Les premières scènes, en noir et blanc, montrent des femmes, « les poules à boches », qui sont humiliées, exposées à une foule déchainée qui crient alors qu’on leur rase le crâne pour avoir eu des relations avec des soldats allemands. Parmi ces femmes, il y a Madeleine (Anaïs Demoustier) qui doit porter sur ses épaules (et sans famille autour d’elle) le poids du scandale, d’autant plus qu’elle est enceinte d’un petit garçon issue de sa liaison.

Nous la retrouvons des années plus tard, élevant seule son enfant devenu un petit garçon, Daniel, travaillant comme serveuse dans un hôtel-restaurant sur une plage normande et logeant dans une chambre de bonne. Un jour, Madeleine fait la connaissance de François (Vincent Lacoste), un garçon de son âge un peu timide et maladroit, touché par une polio à l’une de ses jambes. Quelque chose se passe immédiatement entre ces deux êtres d’une grande douceur malgré les épreuves de la vie qu’ils ont dû affronter. Quand François avoue ses sentiments à Madeleine, elle lui révèle son lourd passé. Cela n’altère pas la tendresse qu’il a pour elle. Issu d’une famille riche, il l’emmène vivre à Paris avec Daniel. Ils se marient peu de temps après. 

Pensant que François constitue sa Providence, Madeleine réalise toutefois rapidement que si elle a été honnête avec lui, lui ne l’a pas tout à fait été. Un mystérieux inconnu menaçant surgit dans leur quotidien et il devient assez évident qu’il s’agit d’un amant. François a caché à celle qu’il a faite son épouse son attraction pour les hommes. Blessée, redoutant que celui avec qui elle vit et élève son enfant désormais ne puisse jamais l’aimer comme elle l’aurait espéré, Madeleine ne se désiste pas. Comme François est resté à ses côtés malgré son passé, elle va accepter cette part de lui. Ils vont à nouveau déménager pour aller gérer un dancing à Chateauroux, projet entrepris par François suite à une discussion lors de laquelle Madeleine disait qu’elle rêverait de travailler dans un dancing. 
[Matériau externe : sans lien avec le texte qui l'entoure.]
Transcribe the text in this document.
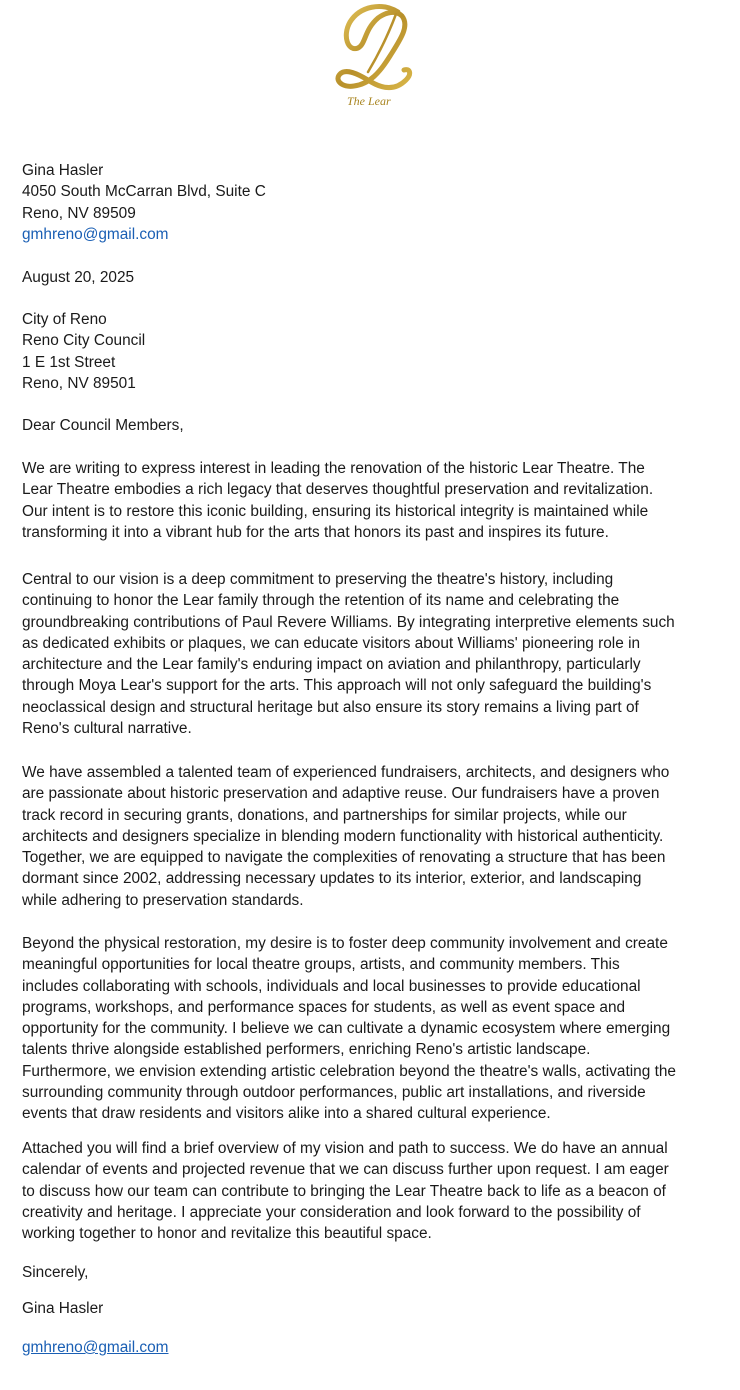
The Lear
Gina Hasler
4050 South McCarran Blvd, Suite C
Reno, NV 89509
gmhreno@gmail.com
August 20, 2025
City of Reno
Reno City Council
1 E 1st Street
Reno, NV 89501
Dear Council Members,
We are writing to express interest in leading the renovation of the historic Lear Theatre. The
Lear Theatre embodies a rich legacy that deserves thoughtful preservation and revitalization.
Our intent is to restore this iconic building, ensuring its historical integrity is maintained while
transforming it into a vibrant hub for the arts that honors its past and inspires its future.
Central to our vision is a deep commitment to preserving the theatre's history, including
continuing to honor the Lear family through the retention of its name and celebrating the
groundbreaking contributions of Paul Revere Williams. By integrating interpretive elements such
as dedicated exhibits or plaques, we can educate visitors about Williams' pioneering role in
architecture and the Lear family's enduring impact on aviation and philanthropy, particularly
through Moya Lear's support for the arts. This approach will not only safeguard the building's
neoclassical design and structural heritage but also ensure its story remains a living part of
Reno's cultural narrative.
We have assembled a talented team of experienced fundraisers, architects, and designers who
are passionate about historic preservation and adaptive reuse. Our fundraisers have a proven
track record in securing grants, donations, and partnerships for similar projects, while our
architects and designers specialize in blending modern functionality with historical authenticity.
Together, we are equipped to navigate the complexities of renovating a structure that has been
dormant since 2002, addressing necessary updates to its interior, exterior, and landscaping
while adhering to preservation standards.
Beyond the physical restoration, my desire is to foster deep community involvement and create
meaningful opportunities for local theatre groups, artists, and community members. This
includes collaborating with schools, individuals and local businesses to provide educational
programs, workshops, and performance spaces for students, as well as event space and
opportunity for the community. I believe we can cultivate a dynamic ecosystem where emerging
talents thrive alongside established performers, enriching Reno's artistic landscape.
Furthermore, we envision extending artistic celebration beyond the theatre's walls, activating the
surrounding community through outdoor performances, public art installations, and riverside
events that draw residents and visitors alike into a shared cultural experience.
Attached you will find a brief overview of my vision and path to success. We do have an annual
calendar of events and projected revenue that we can discuss further upon request. I am eager
to discuss how our team can contribute to bringing the Lear Theatre back to life as a beacon of
creativity and heritage. I appreciate your consideration and look forward to the possibility of
working together to honor and revitalize this beautiful space.
Sincerely,
Gina Hasler
gmhreno@gmail.com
Les années vont défiler, les époques aussi, et malgré les inclinations de François, malgré les engueulades et les frustrations qui peuvent souvent aller de pair avec un couple qui dure longtemps, ce drôle de duo – qui s’aime vraiment, à sa propre façon – va rester uni malgré de nouveaux obstacles. 

le temps d'aimer film

L’intrigue débute dans une France d’après-guerre où la bonne vieille morale fait rage, où les femmes sont encore loin de l’émancipation et où l’homosexualité est pénalisée. S’ils viennent de milieux sociaux opposés, Madeleine et François sont chacun à leur façon à la marge, victimes de leurs sentiments et pulsions. La réalisatrice Katell Quillévéré articule cette oeuvre en hommage au genre du mélodrame, et en particulier à Douglas Sirk, l’un des maîtres du genre auquel le titre du métrage fait un clin d’oeil (on pense évidemment à ses grandes oeuvres, Le temps d’aimer et le temps de mourir et Mirage de la vie). Conséquences de la guerre et figure féminine forte victime de la société, des motifs clés de ces mélos, s’accompagnent ici d’éléments plus « modernes » comme le choix de former un couple affranchi des étiquettes. 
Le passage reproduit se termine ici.